Chase v. Continental Trading Corp.

5 Wash. App. 41 | Wash. Ct. App. | 1971

Williams, J.

This action was brought to recover for personal injuries sustained by plaintiff Anne E. Chase when she slipped and fell in the drug store owned by defendant Continental Trading Corporation. Her appeal, taken with her husband from an adverse verdict, raises the question of whether or not there was sufficient evidence of her contributory negligence to carry that issue to the jury.

The drug store, and the grocery owned by respondent Lucky Stores, Inc., are located next to each other in the same building. A doorway in the wall between the stores permits free passage for the customers' of each, and appropriate signs invite traffic between each.
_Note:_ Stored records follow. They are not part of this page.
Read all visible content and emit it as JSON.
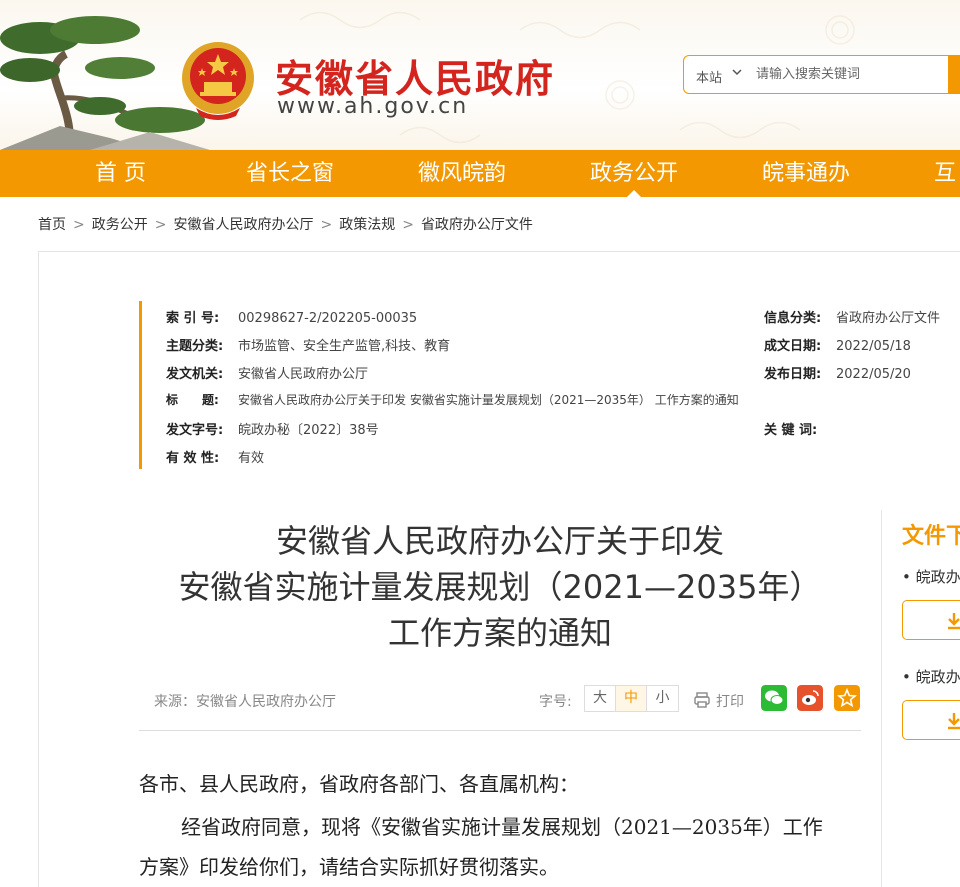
{
  "header": {
    "site_title": "安徽省人民政府",
    "site_url": "www.ah.gov.cn",
    "search_scope": "本站",
    "search_placeholder": "请输入搜索关键词"
  },
  "nav": {
    "items": [
      "首 页",
      "省长之窗",
      "徽风皖韵",
      "政务公开",
      "皖事通办",
      "互"
    ],
    "active": "政务公开"
  },
  "breadcrumb": [
    "首页",
    "政务公开",
    "安徽省人民政府办公厅",
    "政策法规",
    "省政府办公厅文件"
  ],
  "meta": {
    "index_label": "索 引 号:",
    "index_value": "00298627-2/202205-00035",
    "category_label": "信息分类:",
    "category_value": "省政府办公厅文件",
    "topic_label": "主题分类:",
    "topic_value": "市场监管、安全生产监管,科技、教育",
    "date_label": "成文日期:",
    "date_value": "2022/05/18",
    "issuer_label": "发文机关:",
    "issuer_value": "安徽省人民政府办公厅",
    "publish_label": "发布日期:",
    "publish_value": "2022/05/20",
    "title_label": "标　　题:",
    "title_value": "安徽省人民政府办公厅关于印发 安徽省实施计量发展规划（2021—2035年） 工作方案的通知",
    "docno_label": "发文字号:",
    "docno_value": "皖政办秘〔2022〕38号",
    "keywords_label": "关 键 词:",
    "validity_label": "有 效 性:",
    "validity_value": "有效"
  },
  "document": {
    "title_line1": "安徽省人民政府办公厅关于印发",
    "title_line2": "安徽省实施计量发展规划（2021—2035年）",
    "title_line3": "工作方案的通知",
    "source": "来源：安徽省人民政府办公厅",
    "font_size_label": "字号:",
    "font_sizes": [
      "大",
      "中",
      "小"
    ],
    "print_label": "打印",
    "salutation": "各市、县人民政府，省政府各部门、各直属机构：",
    "paragraph_line1": "经省政府同意，现将《安徽省实施计量发展规划（2021—2035年）工作",
    "paragraph_line2": "方案》印发给你们，请结合实际抓好贯彻落实。"
  },
  "sidebar": {
    "title": "文件下",
    "item1": "皖政办",
    "item2": "皖政办"
  },
  "colors": {
    "accent": "#f39800",
    "brand_red": "#d3241d",
    "wechat": "#2dbb35",
    "weibo": "#e6522c"
  }
}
At the time of her fall, appellant wife had entered the drug store en route to the grocery store via the doorway between the two. As she passed through the drug, store, she looked at the checkstand, then turned a corner and while doing so, fell. It developed that grapes or cherries', ostensibly from the grocery, had been spilled on the floor in the vicinity of her fall and that she might have slipped on one of them.
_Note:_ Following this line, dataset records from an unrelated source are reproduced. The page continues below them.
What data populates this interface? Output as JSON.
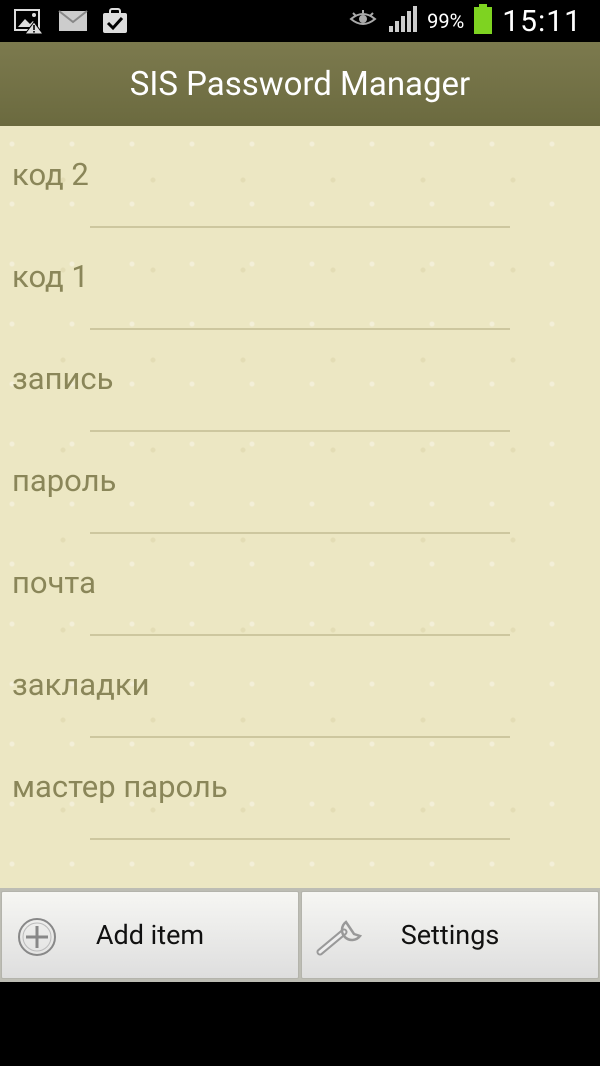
{
  "status_bar": {
    "battery_percent": "99%",
    "time": "15:11",
    "icons": [
      "gallery-alert-icon",
      "email-icon",
      "checkbox-icon",
      "eye-icon",
      "signal-icon",
      "battery-icon"
    ]
  },
  "app_bar": {
    "title": "SIS Password Manager"
  },
  "list": {
    "items": [
      {
        "label": "код 2"
      },
      {
        "label": "код 1"
      },
      {
        "label": "запись"
      },
      {
        "label": "пароль"
      },
      {
        "label": "почта"
      },
      {
        "label": "закладки"
      },
      {
        "label": "мастер пароль"
      }
    ]
  },
  "bottom_bar": {
    "add_label": "Add item",
    "settings_label": "Settings"
  },
  "colors": {
    "app_bar": "#726f45",
    "list_background": "#ece7c3",
    "list_text": "#8a8659",
    "battery": "#7ed321"
  }
}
Appellants’ principal contention is that it was error to submit the issue of contributory negligence to the jury because appellant wife had no duty to look at the floor for her own safety in view of the effort taken by the store to attract her attention to the merchandise on display. It is true that the sale of merchandise was one of the purposes of the drug store, and the displays were designed to attract attention.

Appellant wife was under the normal and continuing duty of self-care. Costacos v. Spence, 74 Wn.2d 884, 447 P.2d 704 (1968). Conceivably, she could be excused in whole or in part from the exercise of that duty by distractions in the form of displays in the store. A display of *43merchandise could be so striking as completely to divert her from attending to her own well-being, or it could have been so dull as not to attract her attention at all. We are satisfied that it was neither the one nor the other, but somewhere in between, thus presenting a question of fact for the jury to determine.

In connection with this issue appellants assign error to the giving of the following instruction: “One is charged with the duty of seeing that which he would have seen had he been exercising ordinary care.” The instruction correctly states the law; and, although it is in addition to the general instructions on negligence which were given, its inclusion was proper. Davis v. Bader, 57 Wn.2d 871, 360 P.2d 352 (1961).

We have not mentioned the part which respondent Lucky Stores, Inc., as the owner of the adjacent store, played in this case because of our affirmance of the judgment of dismissal entered on the verdict of the jury.

The judgment is affirmed.

Horowitz, C.J., and Utter, J., concur.

Petition for rehearing denied June 22, 1971.

Review denied by Supreme Court August 26,1971.